Civil war erupted in the Congo in 1997.

“We couldn’t watch TV. The power was cut off, we had to sleep in the hallways because bullets were flying,” he said.

Lusambo and his four brothers escaped with neighbors to Uganda. Lusambo’s mother later met up with them.

“We spent about a month or a couple of weeks where I don’t know where my parents were, we walked wherever these people walked, we slept where ever these people slept. We ate whatever these people ate,” Lusambo said.

Lusambo’s father, an attorney, was arrested after refusing to work for the new government. He was later released through Amnesty International.

When his family obtained refugee status to come to the United States, Lusambo had not been in a classroom in four years. He landed in Englewood High School in the middle of his junior year, knowing just a few words of English.

“It was not a good experience my first year because I did not know anybody," he said "I did not know the resources that were available through Lutheran at the time like the after school program, so I was pretty much lost, so I really prayed nobody spoke to me at the time.”

Part of the culture shock came in the form of $150 Michael Jordan sneakers.

“All I knew was I was to wear something clean I was fine and that created a lot of culture shock and other kids of would make fun of me because when my dad or sister would buy me shoes," he said.

"It wasn’t really Jordan–mine would have a Jordan on the other side and they would have a real one and they made fun of me.”

Lusambo draws on that experience to help other refugee kids at Lutheran Social Services adjust.

“I feel as a refugee they need a lot of help. It might be a basic thing but for them it’s something big and for them it might be just taking one of their kids and playing soccer and they will enjoy that and cherish that,” he said.

The kids consider him a role model who has walked in their shoes.

“They won’t leave me they hang on me. I met some kids, one had a brother in Syria and he didn’t know where his brother was. They all shared their stories and I shared my story and told them, ‘things could still happen for you – you’re in America, you have a second chance.’”

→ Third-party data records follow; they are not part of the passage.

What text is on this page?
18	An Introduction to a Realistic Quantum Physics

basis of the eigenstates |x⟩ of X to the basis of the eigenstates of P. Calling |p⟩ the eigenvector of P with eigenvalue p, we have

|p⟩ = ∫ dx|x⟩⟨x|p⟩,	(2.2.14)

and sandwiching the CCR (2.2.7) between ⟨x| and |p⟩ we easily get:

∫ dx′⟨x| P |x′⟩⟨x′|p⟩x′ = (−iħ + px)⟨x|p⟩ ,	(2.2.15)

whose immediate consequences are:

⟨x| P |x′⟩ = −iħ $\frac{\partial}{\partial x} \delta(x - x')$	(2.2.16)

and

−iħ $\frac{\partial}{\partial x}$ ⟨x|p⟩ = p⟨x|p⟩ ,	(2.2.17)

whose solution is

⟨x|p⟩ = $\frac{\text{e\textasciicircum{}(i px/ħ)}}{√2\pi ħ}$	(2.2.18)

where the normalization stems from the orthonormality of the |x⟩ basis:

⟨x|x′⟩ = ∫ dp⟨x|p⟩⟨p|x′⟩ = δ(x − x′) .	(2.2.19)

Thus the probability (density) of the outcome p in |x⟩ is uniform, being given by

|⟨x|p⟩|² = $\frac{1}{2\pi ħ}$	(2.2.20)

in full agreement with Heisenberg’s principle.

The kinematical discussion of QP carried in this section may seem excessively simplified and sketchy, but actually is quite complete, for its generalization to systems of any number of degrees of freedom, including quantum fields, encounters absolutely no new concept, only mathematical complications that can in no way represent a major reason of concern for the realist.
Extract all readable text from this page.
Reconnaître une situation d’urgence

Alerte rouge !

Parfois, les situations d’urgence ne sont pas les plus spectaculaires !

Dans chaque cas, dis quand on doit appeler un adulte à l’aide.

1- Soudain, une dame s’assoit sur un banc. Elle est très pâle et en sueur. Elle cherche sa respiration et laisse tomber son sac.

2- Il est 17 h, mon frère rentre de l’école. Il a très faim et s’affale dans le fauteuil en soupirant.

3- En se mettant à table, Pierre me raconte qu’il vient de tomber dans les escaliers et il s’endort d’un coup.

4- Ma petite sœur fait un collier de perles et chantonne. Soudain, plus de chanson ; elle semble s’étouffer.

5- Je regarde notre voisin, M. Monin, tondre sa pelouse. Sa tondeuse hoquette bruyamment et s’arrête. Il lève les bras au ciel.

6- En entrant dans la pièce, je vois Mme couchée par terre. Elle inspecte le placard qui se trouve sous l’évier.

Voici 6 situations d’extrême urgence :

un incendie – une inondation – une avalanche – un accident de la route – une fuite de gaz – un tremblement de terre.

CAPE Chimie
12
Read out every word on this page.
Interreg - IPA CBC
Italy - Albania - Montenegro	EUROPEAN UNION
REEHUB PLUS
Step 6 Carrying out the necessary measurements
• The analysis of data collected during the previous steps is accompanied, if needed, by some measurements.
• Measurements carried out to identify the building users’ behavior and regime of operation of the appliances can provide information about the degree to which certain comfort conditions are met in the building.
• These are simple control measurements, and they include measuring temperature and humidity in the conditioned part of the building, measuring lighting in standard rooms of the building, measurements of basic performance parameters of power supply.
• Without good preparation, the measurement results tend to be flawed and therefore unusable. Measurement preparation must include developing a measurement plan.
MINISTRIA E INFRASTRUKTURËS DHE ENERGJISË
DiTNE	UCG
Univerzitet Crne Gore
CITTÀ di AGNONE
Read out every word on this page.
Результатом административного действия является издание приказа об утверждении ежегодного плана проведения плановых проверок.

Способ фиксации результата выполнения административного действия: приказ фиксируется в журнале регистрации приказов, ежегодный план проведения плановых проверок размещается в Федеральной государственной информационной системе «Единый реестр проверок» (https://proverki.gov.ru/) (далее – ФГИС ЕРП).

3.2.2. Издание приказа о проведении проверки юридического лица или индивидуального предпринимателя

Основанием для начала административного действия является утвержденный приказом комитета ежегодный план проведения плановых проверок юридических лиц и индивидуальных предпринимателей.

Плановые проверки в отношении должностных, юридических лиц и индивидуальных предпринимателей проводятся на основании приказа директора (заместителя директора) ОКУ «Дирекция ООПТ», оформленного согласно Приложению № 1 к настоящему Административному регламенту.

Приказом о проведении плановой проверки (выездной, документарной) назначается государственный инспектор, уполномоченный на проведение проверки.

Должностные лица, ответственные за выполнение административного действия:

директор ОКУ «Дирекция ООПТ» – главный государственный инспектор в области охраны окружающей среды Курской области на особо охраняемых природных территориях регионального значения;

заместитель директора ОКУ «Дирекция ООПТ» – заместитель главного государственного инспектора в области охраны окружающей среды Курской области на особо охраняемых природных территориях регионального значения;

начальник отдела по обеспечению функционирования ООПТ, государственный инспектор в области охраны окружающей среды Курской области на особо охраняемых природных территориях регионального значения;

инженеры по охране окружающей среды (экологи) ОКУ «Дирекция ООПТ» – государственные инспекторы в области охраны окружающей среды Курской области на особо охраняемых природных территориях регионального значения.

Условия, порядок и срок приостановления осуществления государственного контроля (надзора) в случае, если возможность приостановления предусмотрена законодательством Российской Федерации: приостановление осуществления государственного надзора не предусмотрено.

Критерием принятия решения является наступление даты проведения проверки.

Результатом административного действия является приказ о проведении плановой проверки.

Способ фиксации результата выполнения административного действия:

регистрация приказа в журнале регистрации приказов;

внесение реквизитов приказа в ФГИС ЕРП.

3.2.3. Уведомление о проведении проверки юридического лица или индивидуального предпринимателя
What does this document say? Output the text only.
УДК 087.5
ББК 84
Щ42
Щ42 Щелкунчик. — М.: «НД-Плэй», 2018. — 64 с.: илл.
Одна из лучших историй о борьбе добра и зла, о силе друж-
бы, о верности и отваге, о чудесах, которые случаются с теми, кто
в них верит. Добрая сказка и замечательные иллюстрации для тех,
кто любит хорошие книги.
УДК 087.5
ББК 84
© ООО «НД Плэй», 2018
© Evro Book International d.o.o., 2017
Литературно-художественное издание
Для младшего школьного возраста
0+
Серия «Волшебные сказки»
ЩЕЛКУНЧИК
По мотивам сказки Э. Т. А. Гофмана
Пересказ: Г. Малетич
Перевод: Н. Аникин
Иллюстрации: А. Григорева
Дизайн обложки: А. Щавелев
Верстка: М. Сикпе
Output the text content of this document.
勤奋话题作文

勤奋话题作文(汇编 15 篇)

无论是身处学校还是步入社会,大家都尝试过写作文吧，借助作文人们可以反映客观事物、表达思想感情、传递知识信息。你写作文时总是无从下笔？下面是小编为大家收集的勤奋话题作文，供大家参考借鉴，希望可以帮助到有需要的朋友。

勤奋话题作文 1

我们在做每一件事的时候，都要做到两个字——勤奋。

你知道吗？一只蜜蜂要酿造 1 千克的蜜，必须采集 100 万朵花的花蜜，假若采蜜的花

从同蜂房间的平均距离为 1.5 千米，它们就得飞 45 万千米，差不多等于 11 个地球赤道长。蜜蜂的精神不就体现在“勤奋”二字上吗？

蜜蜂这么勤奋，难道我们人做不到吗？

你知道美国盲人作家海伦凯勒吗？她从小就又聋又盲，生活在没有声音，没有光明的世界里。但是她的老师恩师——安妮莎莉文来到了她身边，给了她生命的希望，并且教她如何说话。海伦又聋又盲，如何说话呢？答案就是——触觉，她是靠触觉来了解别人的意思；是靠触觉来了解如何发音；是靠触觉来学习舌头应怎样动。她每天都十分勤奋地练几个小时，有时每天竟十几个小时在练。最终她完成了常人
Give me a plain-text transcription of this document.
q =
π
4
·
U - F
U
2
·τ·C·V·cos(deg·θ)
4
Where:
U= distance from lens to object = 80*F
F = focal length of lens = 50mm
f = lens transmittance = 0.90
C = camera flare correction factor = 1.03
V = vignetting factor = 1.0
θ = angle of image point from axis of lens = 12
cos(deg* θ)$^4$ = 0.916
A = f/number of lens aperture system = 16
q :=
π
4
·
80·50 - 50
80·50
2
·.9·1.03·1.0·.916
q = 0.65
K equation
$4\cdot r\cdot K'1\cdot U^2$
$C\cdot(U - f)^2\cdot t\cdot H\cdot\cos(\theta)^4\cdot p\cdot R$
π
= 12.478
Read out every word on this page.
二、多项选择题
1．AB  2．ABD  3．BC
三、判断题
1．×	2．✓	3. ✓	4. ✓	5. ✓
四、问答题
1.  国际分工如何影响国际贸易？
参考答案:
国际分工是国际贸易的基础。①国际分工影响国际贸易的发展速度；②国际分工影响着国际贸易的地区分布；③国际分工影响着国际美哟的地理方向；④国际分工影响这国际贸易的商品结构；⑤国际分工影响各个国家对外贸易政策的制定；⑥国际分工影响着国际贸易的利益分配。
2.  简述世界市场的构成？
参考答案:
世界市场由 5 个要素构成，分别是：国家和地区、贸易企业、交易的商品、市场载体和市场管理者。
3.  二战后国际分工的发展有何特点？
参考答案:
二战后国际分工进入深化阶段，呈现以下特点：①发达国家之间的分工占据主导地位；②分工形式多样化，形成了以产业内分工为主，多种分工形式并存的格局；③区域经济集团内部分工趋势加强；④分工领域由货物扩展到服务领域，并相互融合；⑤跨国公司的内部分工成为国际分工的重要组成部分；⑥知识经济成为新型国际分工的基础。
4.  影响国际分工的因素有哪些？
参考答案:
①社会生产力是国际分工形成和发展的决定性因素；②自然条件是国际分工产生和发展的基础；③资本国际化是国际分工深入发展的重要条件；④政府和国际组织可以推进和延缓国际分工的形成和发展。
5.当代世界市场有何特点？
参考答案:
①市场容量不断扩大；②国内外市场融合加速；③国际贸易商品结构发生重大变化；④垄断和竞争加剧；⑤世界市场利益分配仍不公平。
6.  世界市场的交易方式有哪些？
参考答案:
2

Lusambo’s success as a soccer player led to an athletic scholarship at the University of North Florida where he met his wife, Miriam, started a family, and launched a cleaning business so he could work nights while finishing up a degree in International Relations.

He spends what little free time he has helping the kids and plans on a career helping others.

“I don’t have big goals to become a corporate guy, if I can just help, I’ll be happy,” he said.